Miami-Dade judge won't block upcoming Formula One race at Hard Rock Stadium

Aaron Leibowitz, Miami Herald on

Published in Auto Racing

MIAMI — A Miami-Dade Circuit Court judge said Wednesday that he won’t stand in the way of an upcoming Formula One racing event at Hard Rock Stadium after nearby residents expressed concern about noise.

Judge Alan Fine said he won’t hold an injunction hearing before the Miami Grand Prix begins May 6, denying a request by Miami Gardens residents who say noise from the event could cause hearing damage.

Fine said any potential harm to the residents would be avoidable — perhaps by wearing ear plugs or staying inside — and added that the evidence the residents have presented on noise levels is “highly speculative.”

“It is not based on any current Formula One noise information,” Fine said.

Fine said the residents’ lawsuit could continue after the May 6-8 event and potentially affect future races. Hard Rock Stadium has a 10-year deal with the city of Miami Gardens to hold the Miami Grand Prix annually.

During this year’s race, the judge said, representatives for both the residents and the stadium can conduct their own noise measurements to inform their future arguments in court.


“I think it’s important to have an objective measure of what the decibels actually are that would be affecting a plaintiff,” Fine said.

An attorney for Hard Rock Stadium, Melissa Pallet-Vasquez, told the judge an agreement is already in place with the city of Miami Gardens to measure noise during stadium events, but Fine ordered that at least one of the measurements be taken offsite “at a distance equivalent to the closest plaintiff’s house.”

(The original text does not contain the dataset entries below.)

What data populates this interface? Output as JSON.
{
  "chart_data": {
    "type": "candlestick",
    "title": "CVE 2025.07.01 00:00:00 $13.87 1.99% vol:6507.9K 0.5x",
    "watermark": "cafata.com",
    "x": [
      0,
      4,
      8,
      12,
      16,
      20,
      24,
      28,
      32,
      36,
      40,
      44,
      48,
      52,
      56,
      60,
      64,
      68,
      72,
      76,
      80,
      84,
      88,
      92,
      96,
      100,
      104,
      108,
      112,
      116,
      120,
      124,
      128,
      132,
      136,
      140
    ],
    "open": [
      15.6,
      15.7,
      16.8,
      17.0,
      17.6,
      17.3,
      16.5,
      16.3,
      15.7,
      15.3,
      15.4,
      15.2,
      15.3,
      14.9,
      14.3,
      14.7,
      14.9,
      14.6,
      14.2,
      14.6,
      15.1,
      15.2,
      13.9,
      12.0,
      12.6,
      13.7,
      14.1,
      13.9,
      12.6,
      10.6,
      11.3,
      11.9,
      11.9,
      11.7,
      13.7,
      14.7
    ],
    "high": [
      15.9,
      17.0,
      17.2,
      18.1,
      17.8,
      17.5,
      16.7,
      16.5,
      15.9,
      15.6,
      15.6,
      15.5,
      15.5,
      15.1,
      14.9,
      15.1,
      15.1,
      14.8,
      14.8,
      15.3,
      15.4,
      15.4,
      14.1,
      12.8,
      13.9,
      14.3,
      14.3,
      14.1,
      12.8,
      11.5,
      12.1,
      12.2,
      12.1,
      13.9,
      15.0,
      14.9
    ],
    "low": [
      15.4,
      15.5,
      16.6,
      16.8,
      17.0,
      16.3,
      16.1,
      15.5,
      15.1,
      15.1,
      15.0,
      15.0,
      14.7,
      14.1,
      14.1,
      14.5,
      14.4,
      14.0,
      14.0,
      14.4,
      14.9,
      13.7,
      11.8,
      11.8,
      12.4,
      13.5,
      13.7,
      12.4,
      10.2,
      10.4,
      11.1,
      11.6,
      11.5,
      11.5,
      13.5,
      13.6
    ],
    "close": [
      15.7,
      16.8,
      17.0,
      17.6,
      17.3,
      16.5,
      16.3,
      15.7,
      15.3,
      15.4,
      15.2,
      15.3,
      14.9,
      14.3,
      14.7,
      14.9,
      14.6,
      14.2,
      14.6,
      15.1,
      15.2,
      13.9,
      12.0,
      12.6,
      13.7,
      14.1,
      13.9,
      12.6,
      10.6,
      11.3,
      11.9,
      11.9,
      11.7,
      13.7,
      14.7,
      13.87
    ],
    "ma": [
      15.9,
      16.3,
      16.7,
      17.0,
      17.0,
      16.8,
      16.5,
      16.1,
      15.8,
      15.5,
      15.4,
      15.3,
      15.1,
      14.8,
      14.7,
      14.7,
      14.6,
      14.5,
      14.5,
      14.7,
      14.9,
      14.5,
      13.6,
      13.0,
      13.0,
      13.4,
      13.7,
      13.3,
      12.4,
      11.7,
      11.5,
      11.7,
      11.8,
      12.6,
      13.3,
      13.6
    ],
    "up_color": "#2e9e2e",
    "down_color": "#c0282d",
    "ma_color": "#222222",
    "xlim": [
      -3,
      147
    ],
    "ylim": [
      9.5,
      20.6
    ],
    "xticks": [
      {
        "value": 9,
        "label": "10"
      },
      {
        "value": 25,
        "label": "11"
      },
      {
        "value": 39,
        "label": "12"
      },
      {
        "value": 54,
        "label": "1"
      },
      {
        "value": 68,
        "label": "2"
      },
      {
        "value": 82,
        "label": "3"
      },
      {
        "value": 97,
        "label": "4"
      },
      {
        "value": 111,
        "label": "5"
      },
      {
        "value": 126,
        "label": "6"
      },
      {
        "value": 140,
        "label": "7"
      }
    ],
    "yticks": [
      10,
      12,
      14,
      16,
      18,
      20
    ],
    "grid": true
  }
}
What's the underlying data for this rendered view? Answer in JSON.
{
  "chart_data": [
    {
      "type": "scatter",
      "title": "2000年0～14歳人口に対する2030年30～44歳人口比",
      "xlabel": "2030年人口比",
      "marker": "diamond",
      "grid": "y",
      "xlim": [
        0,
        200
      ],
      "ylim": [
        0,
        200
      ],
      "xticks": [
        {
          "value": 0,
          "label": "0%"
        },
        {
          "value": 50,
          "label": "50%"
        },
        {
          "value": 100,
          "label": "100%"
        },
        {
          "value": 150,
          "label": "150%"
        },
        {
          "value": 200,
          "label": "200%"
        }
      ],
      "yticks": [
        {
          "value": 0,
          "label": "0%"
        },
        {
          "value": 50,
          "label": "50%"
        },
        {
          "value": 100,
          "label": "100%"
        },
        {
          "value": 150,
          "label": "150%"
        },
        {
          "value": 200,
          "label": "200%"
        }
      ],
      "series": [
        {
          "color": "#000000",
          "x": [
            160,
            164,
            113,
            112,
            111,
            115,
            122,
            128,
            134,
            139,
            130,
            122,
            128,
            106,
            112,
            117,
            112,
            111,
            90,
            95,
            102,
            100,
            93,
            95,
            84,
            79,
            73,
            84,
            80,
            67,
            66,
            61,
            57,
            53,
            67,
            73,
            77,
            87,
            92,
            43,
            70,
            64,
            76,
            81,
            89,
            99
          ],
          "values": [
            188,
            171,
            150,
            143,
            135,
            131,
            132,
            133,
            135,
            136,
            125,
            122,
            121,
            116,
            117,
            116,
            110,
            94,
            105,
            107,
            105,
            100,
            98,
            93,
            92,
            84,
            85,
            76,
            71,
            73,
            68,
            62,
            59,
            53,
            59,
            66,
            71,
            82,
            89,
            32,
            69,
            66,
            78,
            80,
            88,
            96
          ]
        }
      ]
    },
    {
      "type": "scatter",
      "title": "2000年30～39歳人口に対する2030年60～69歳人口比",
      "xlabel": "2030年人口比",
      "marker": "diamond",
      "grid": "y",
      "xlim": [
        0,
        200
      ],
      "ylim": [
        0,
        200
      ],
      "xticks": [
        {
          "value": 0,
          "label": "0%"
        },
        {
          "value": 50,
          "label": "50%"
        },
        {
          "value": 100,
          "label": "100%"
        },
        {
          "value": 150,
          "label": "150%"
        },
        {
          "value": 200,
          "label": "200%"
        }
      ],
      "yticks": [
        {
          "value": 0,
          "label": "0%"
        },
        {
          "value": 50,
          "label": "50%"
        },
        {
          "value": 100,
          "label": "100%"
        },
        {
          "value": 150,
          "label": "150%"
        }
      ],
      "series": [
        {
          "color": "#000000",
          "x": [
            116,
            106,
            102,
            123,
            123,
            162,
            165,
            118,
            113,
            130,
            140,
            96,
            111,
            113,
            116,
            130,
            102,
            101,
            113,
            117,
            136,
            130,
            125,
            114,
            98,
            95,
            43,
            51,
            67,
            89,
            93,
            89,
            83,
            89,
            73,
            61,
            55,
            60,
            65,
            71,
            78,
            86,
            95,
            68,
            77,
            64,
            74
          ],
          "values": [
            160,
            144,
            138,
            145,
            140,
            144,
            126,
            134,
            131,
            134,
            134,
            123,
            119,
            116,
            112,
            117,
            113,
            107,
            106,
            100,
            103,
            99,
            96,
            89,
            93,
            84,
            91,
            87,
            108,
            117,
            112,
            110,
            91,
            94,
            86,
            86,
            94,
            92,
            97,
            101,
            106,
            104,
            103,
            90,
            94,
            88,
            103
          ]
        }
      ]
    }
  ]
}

The city has yet to issue a required special events permit for the Grand Prix, which is the final hurdle for the event to take place. The residents who filed the lawsuit have cited a city ordinance that says events should not “unreasonably disturb the peace and comfort of adjacent residences,” but the law does not define what noise levels would meet that threshold.

Joseph Serota, a lawyer for the city, said Wednesday that the city plans to “comply with the ordinance for the special events permit” but didn’t specify a time frame. The City Council has supported the event, agreeing to the 10-year deal that includes a $5 million community benefits package.